Pharyngitis may also be caused by mechanical, chemical or thermal irritation, for example cold air or acid reflux. Some medications may produce pharyngitis such as pramipexole and antipsychotics.
|Points||Probability of Strep||Management|
|1 or less||<10%||No antibiotic or culture needed|
|2||11–17%||Antibiotic based on culture or RAPD|
|4 or 5||52%||Empiric antibiotics|
One point is given for each of the criteria:
- Absence of a cough
- Swollen and tender cervical lymph nodes
- Temperature >38.0 °C (100.4 °F)
- Tonsillar exudate or swelling
- Age less than 15 (a point is subtracted if age >44)
The McIsaac criteria adds to the Centor:
- Age less than 15: add one point
- Age greater than 45: subtract one point
The Infectious Disease Society of America however recommends against empirical treatment and considers antibiotics only appropriate following positive testing. Testing is not needed in children under three as both group A strep and rheumatic fever are rare, except if they have a sibling with the disease.
The majority of time treatment is symptomatic. Specific treatments are effective for bacterial, fungal, and herpes simplex infections.
- Pain medication such as NSAIDs and acetaminophen (paracetamol) can help reduce the pain associated with a sore throat. Aspirin may be used in adults but is not recommended in children due to the risk of Reye syndrome.
- Steroids (such as dexamethasone) may be useful for severe pharyngitis. Their general use however is poorly supported.
- Viscous lidocaine relieves pain by numbing the mucus membranes.
- Antibiotics are useful if a bacterial infection is the cause of the sore throat. For viral infections, antibiotics have no effect. In the United States they are used in 25% of people before a bacterial infection has been detected.

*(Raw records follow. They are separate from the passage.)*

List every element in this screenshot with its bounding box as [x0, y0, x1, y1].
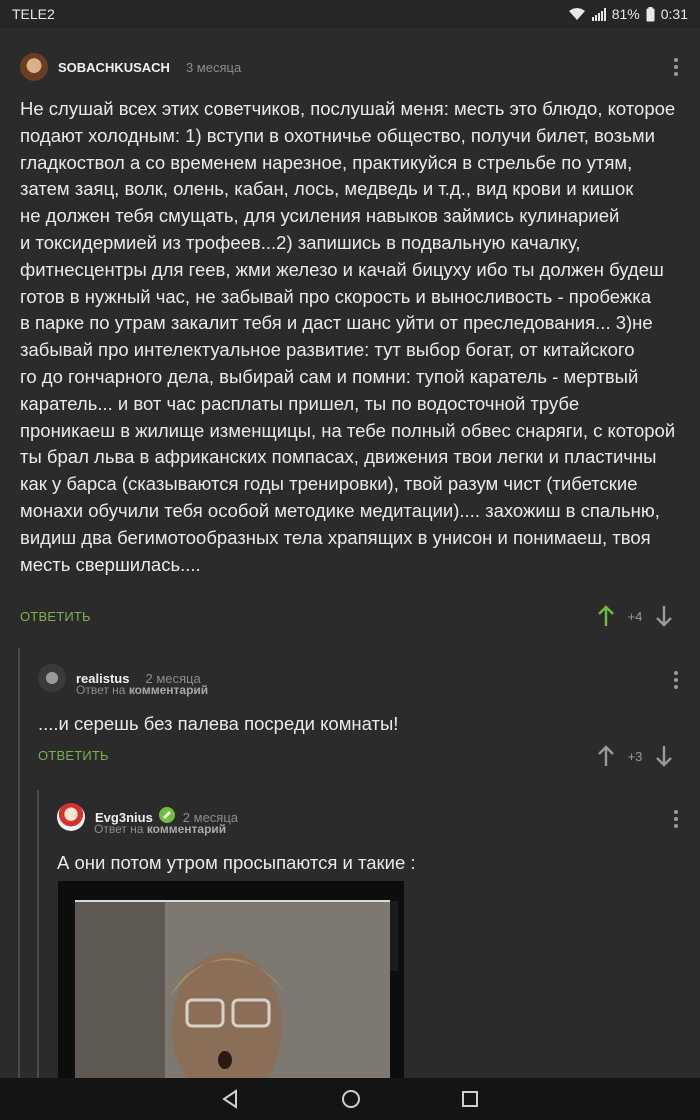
- downvote-arrow-icon[interactable]: [655, 745, 673, 767]
- avatar[interactable]: [20, 53, 48, 81]
- upvote-arrow-icon[interactable]: [597, 605, 615, 627]
- battery-icon: [646, 6, 655, 22]
- avatar[interactable]: [57, 803, 85, 831]
- thread-line: [18, 648, 20, 1078]
- reply-button[interactable]: ОТВЕТИТЬ: [20, 609, 91, 624]
- thread-line: [37, 790, 39, 1078]
- avatar[interactable]: [38, 664, 66, 692]
- clock: 0:31: [660, 6, 688, 22]
- status-bar: TELE2 81% 0:31: [0, 0, 700, 28]
- comment-line: и токсидермией из трофеев...2) запишись …: [20, 231, 581, 253]
- more-options-icon[interactable]: [668, 808, 684, 830]
- battery-percent: 81%: [611, 6, 640, 22]
- comment-line: каратель... и вот час расплаты пришел, т…: [20, 392, 580, 414]
- more-options-icon[interactable]: [668, 56, 684, 78]
- vote-controls: +4: [597, 605, 673, 627]
- photo-content: [75, 900, 390, 1081]
- comment-line: фитнесцентры для геев, жми железо и кача…: [20, 258, 664, 280]
- rating-value: +4: [627, 608, 643, 624]
- comment-line: как у барса (сказываются годы тренировки…: [20, 473, 638, 495]
- comment-line: подают холодным: 1) вступи в охотничье о…: [20, 124, 655, 146]
- comment-line: не должен тебя смущать, для усиления нав…: [20, 205, 620, 227]
- vote-controls: +3: [597, 745, 673, 767]
- downvote-arrow-icon[interactable]: [655, 605, 673, 627]
- comment-line: забывай про интелектуальное развитие: ту…: [20, 339, 635, 361]
- navigation-bar: [0, 1078, 700, 1120]
- rating-value: +3: [627, 748, 643, 764]
- comment-text: А они потом утром просыпаются и такие :: [57, 852, 416, 873]
- comment-line: монахи обучили тебя особой методике меди…: [20, 499, 660, 521]
- comment-time: 3 месяца: [185, 59, 242, 75]
- comment-line: проникаеш в жилище изменщицы, на тебе по…: [20, 419, 676, 441]
- comment-text: ....и серешь без палева посреди комнаты!: [38, 713, 399, 734]
- comment-text: Не слушай всех этих советчиков, послушай…: [20, 96, 685, 578]
- comment-line: видиш два бегимотообразных тела храпящих…: [20, 526, 651, 548]
- carrier-label: TELE2: [12, 6, 55, 22]
- reply-to-label: Ответ на комментарий: [94, 822, 227, 836]
- comment-line: месть свершилась....: [20, 553, 201, 575]
- signal-icon: [591, 7, 606, 21]
- comment-image[interactable]: [58, 881, 404, 1081]
- more-options-icon[interactable]: [668, 669, 684, 691]
- comment-line: затем заяц, волк, олень, кабан, лось, ме…: [20, 178, 634, 200]
- back-icon[interactable]: [221, 1089, 241, 1109]
- reply-to-label: Ответ на комментарий: [76, 683, 209, 697]
- comment-line: в парке по утрам закалит тебя и даст шан…: [20, 312, 653, 334]
- status-icons: 81% 0:31: [568, 6, 688, 22]
- comment-line: гладкоствол а со временем нарезное, прак…: [20, 151, 633, 173]
- reply-button[interactable]: ОТВЕТИТЬ: [38, 748, 109, 763]
- comment-line: го до гончарного дела, выбирай сам и пом…: [20, 365, 639, 387]
- comment-header: SOBACHKUSACH 3 месяца: [20, 53, 241, 81]
- username[interactable]: SOBACHKUSACH: [58, 60, 170, 75]
- recents-icon[interactable]: [461, 1090, 479, 1108]
- home-icon[interactable]: [341, 1089, 361, 1109]
- comment-line: ты брал льва в африканских помпасах, дви…: [20, 446, 657, 468]
- wifi-icon: [568, 7, 586, 21]
- reply-to-link[interactable]: комментарий: [147, 822, 226, 836]
- upvote-arrow-icon[interactable]: [597, 745, 615, 767]
- reply-to-link[interactable]: комментарий: [129, 683, 208, 697]
- watermark-strip: [390, 901, 398, 971]
- comment-line: Не слушай всех этих советчиков, послушай…: [20, 98, 676, 119]
- comment-line: готов в нужный час, не забывай про скоро…: [20, 285, 651, 307]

- Oral analgesic solutions, the active ingredient usually being phenol, but also less commonly benzocaine, cetylpyridinium chloride and/or menthol. Chloraseptic and Cēpacol are two examples of brands of these kinds of analgesics.
Gargling salt water is often suggested but evidence looking at its usefulness is lacking. Alternative medicines are promoted and used for the treatment of sore throats. However, they are poorly supported by evidence.